Pensions - Articles - Pension support promises are declining


Companies’ ability to support their pension promises is declining, says new PwC research

 A new PwC study reveals that FTSE 350 companies’ ability to support their defined benefits (DB) pension obligations is now, on average, only marginally better than at the depths of the recession.

 Despite considerable action taken by companies to reduce their DB pension scheme deficits, PwC’s new Pensions Support Index reveals that nearly a third of companies (29%) have a relatively large pension scheme in comparison to the size and profitability of their business. This is up from 18% in the previous quarter. It is also near the 31% levels seen at the depths of the recession.

 Jonathon Land, pensions partner at PwC, said:

 “Until now, most commentary about the risk of DB schemes has focused on the size of the deficit. While this gives a snapshot of the state of a scheme at a particular point in time, it misses the critical issue of whether companies are able to support their scheme. This is comparable to commenting on the total value of UK mortgages, without understanding the value of the houses they are secured against and the ability of a person to repay their mortgage.

 “Despite FTSE 350 companies pouring billions of pounds into their pension schemes over the last few years, their overall ability to support their DB schemes is little better than it was in the depths of the recession.

 “While there is clearly a lot of variability across individual cases, another round of quantitative easing and the continuing economy uncertainty means historical pension liabilities look set to continue to be a significant drag on some FTSE 350 companies unless action is taken.”

 PwC suggests that companies at both ends of the Index need to take action. Companies at the lowest end may need to enter into discussions with their schemes and in some cases consider a restructuring. Trustees also need to understand how capable the company is of supporting their scheme.

 Jeremy May, pensions partner and actuary at PwC, said:

 “Those companies who are in a strong position at the higher end of the Index should articulate their strength to trustees as this could lead to credit in the way scheme financing is agreed. This could help free up cash to be invested in the business.
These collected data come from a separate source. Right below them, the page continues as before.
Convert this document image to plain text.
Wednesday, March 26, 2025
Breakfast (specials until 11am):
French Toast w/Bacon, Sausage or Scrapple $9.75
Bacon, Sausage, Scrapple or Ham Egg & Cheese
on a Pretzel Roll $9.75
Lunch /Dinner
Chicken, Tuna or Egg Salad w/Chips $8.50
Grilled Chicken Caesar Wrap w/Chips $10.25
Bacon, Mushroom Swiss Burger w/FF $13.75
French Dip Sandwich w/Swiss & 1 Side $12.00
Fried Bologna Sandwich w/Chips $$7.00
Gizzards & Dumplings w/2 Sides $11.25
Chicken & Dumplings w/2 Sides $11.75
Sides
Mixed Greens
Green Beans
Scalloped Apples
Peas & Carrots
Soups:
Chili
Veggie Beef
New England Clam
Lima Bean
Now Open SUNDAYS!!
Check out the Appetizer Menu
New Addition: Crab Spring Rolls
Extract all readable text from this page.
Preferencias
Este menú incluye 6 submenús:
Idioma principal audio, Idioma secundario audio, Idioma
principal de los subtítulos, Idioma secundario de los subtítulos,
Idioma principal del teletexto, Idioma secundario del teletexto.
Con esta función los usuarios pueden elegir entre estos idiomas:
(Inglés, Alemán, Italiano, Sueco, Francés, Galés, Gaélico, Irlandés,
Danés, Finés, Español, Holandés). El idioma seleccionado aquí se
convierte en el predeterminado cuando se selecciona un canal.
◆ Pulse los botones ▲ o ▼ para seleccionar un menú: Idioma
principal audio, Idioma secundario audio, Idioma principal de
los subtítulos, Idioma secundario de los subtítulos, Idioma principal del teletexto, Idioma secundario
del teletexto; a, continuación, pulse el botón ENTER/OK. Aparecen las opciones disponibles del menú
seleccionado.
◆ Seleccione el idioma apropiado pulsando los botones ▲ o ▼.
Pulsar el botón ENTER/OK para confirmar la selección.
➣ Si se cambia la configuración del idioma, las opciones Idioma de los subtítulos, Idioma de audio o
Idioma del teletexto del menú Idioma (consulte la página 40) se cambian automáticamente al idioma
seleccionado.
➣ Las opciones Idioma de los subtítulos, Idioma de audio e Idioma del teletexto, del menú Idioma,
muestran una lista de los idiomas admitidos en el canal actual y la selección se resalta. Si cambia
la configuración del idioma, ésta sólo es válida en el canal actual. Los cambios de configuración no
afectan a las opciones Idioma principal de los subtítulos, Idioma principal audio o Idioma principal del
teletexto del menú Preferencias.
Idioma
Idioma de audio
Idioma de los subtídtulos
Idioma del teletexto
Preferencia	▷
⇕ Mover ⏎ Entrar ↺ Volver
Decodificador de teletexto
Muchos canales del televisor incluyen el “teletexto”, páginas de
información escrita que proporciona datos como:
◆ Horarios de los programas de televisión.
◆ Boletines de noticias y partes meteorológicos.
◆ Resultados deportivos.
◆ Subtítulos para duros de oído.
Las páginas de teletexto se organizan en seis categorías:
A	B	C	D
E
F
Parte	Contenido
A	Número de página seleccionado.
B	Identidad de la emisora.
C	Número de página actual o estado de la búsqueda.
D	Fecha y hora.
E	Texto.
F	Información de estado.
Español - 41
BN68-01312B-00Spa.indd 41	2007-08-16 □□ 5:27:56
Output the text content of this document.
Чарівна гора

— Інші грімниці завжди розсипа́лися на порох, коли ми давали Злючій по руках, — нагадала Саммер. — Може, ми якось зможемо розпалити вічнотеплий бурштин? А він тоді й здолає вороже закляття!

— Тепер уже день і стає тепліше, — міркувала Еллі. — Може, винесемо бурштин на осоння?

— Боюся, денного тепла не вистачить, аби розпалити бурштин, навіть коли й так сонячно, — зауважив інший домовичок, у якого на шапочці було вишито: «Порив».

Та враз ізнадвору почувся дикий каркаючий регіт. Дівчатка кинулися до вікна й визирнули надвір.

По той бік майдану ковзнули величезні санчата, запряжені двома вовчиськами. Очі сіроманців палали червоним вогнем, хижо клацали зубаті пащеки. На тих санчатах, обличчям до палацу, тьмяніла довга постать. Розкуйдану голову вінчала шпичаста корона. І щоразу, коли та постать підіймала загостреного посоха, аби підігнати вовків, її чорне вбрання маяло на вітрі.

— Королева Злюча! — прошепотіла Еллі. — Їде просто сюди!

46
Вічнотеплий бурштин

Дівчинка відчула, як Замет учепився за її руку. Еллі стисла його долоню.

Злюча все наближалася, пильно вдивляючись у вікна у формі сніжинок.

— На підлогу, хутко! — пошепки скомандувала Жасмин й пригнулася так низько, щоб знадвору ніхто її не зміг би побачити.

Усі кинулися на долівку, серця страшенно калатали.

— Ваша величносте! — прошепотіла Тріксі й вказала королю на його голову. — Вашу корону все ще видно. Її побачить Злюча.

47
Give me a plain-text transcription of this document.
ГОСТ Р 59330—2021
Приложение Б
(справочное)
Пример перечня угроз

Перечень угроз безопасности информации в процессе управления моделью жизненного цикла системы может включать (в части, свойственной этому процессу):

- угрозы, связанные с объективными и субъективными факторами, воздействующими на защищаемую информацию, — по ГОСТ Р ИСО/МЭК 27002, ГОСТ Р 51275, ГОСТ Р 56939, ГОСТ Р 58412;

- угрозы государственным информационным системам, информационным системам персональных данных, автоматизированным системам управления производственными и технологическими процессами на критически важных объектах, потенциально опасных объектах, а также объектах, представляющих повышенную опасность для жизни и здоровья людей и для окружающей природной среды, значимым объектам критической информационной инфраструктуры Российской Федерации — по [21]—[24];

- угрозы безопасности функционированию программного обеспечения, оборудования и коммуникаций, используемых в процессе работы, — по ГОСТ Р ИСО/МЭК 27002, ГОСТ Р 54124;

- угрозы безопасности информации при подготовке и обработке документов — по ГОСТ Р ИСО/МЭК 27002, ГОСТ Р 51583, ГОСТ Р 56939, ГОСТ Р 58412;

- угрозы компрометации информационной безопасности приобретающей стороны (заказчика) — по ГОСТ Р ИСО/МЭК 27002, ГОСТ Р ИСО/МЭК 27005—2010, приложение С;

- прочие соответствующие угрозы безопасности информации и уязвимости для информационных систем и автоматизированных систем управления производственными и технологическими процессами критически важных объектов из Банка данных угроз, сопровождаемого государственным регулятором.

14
 “There are things that companies can do to improve their position, including using contingent assets rather than cash contributions, liability management exercises and using buy-out mechanisms. The message for companies or trustees with relatively large DB schemes is to ensure you understand your position and act now or risk these deficits growing further.”

 The Index, which tracks the overall level of support provided to DB schemes out of a possible score of 100, reveals that companies’ ability to support their pension obligations has been worsening since March 2011. The Index had shown a steady improvement since the December 2008 low of 64 to 80 in March 2011. However the triple blow of quantitative easing, continued European economic uncertainty and the prolonged recession has led to the Index dropping 16 points alone since the start of 2011. The Pension Support Index has fallen 25 points from the Index’s high of 88 in June 2007.